Care Coordination, the Army Way
Clearly, the US Army is not under the same type of business equation, but the challenge of care coordination is the same.
Maj. Chris Warner, MD, has been in the Army since graduating high school, so he's not the person to offer advice on ROI, but he can certainly tout the benefits of his work in coordinating mental health with primary care, not only for the patient, but for the Army itself. After four years at West Point and then medical school, he completed a five-year residency at Walter Reed Army Medical Center in Bethesda, MD. He's had two deployments in Iraq, and recently became deputy commander of U.S. Army Medical Department Activity-Alaska, where he oversees medical care for more than 39,000 beneficiaries across three Army installations.

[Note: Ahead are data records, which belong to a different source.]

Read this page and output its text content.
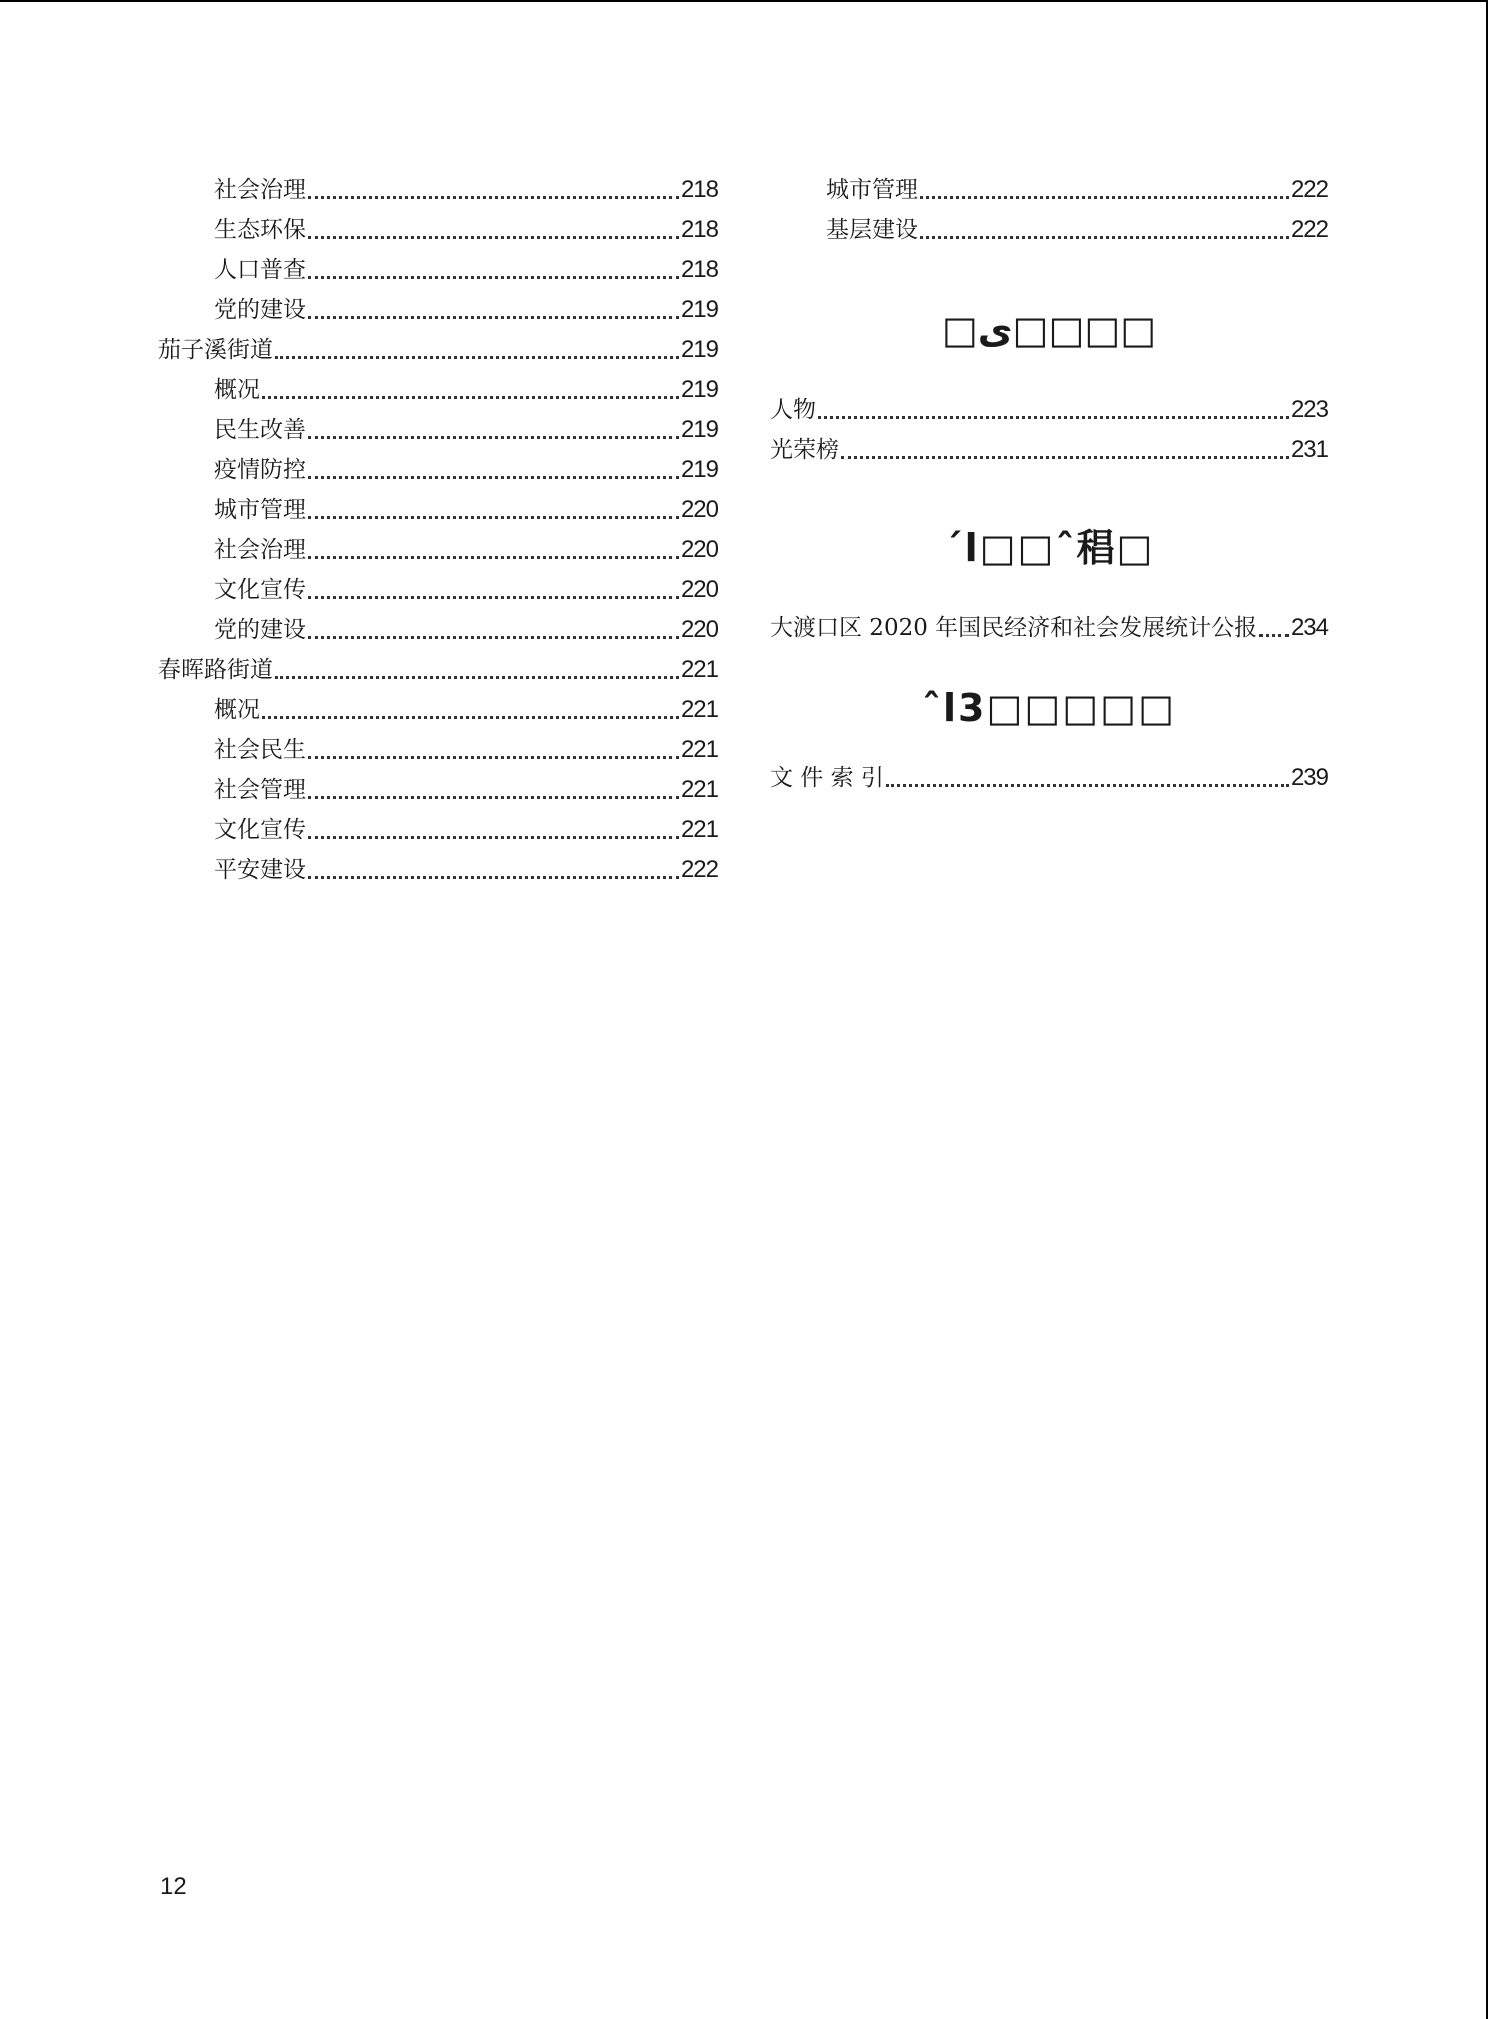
社会治理	218
生态环保	218
人口普查	218
党的建设	219
茄子溪街道	219
概况	219
民生改善	219
疫情防控	219
城市管理	220
社会治理	220
文化宣传	220
党的建设	220
春晖路街道	221
概况	221
社会民生	221
社会管理	221
文化宣传	221
平安建设	222
城市管理	222
基层建设	222
□ی□□□□
人物	223
光荣榜	231
´l□□ˆ䅛□
大渡口区 2020 年国民经济和社会发展统计公报 234
ˆl3□□□□□
文 件 索 引	239
12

But it's his team's work on the battlefield between 2005 and 2009 that really informed his philosophy on care coordination.
"It was an excellent opportunity to prepare for the clinical integration of mental health into primary care," he says, noting that both are key specialties for operational and deployed medicine. "This was exciting work because I was able to work with developing policy and initiatives that could help soldiers overcome the stigma of seeking help."
At Ft. Stewart, he formed a team of psychologists and social workers in preparation for a deployment to Iraq that covered an area the size of West Virginia and included more than 70 small patrol bases.
"Many of our mental health personnel are deployed on a regular basis," he says. "Therefore, IT is very important to help find balance in developing the team. As an administrator, I look to set a pathway to put in evidence-based processes and refine the processes to gather evidence to do the right things."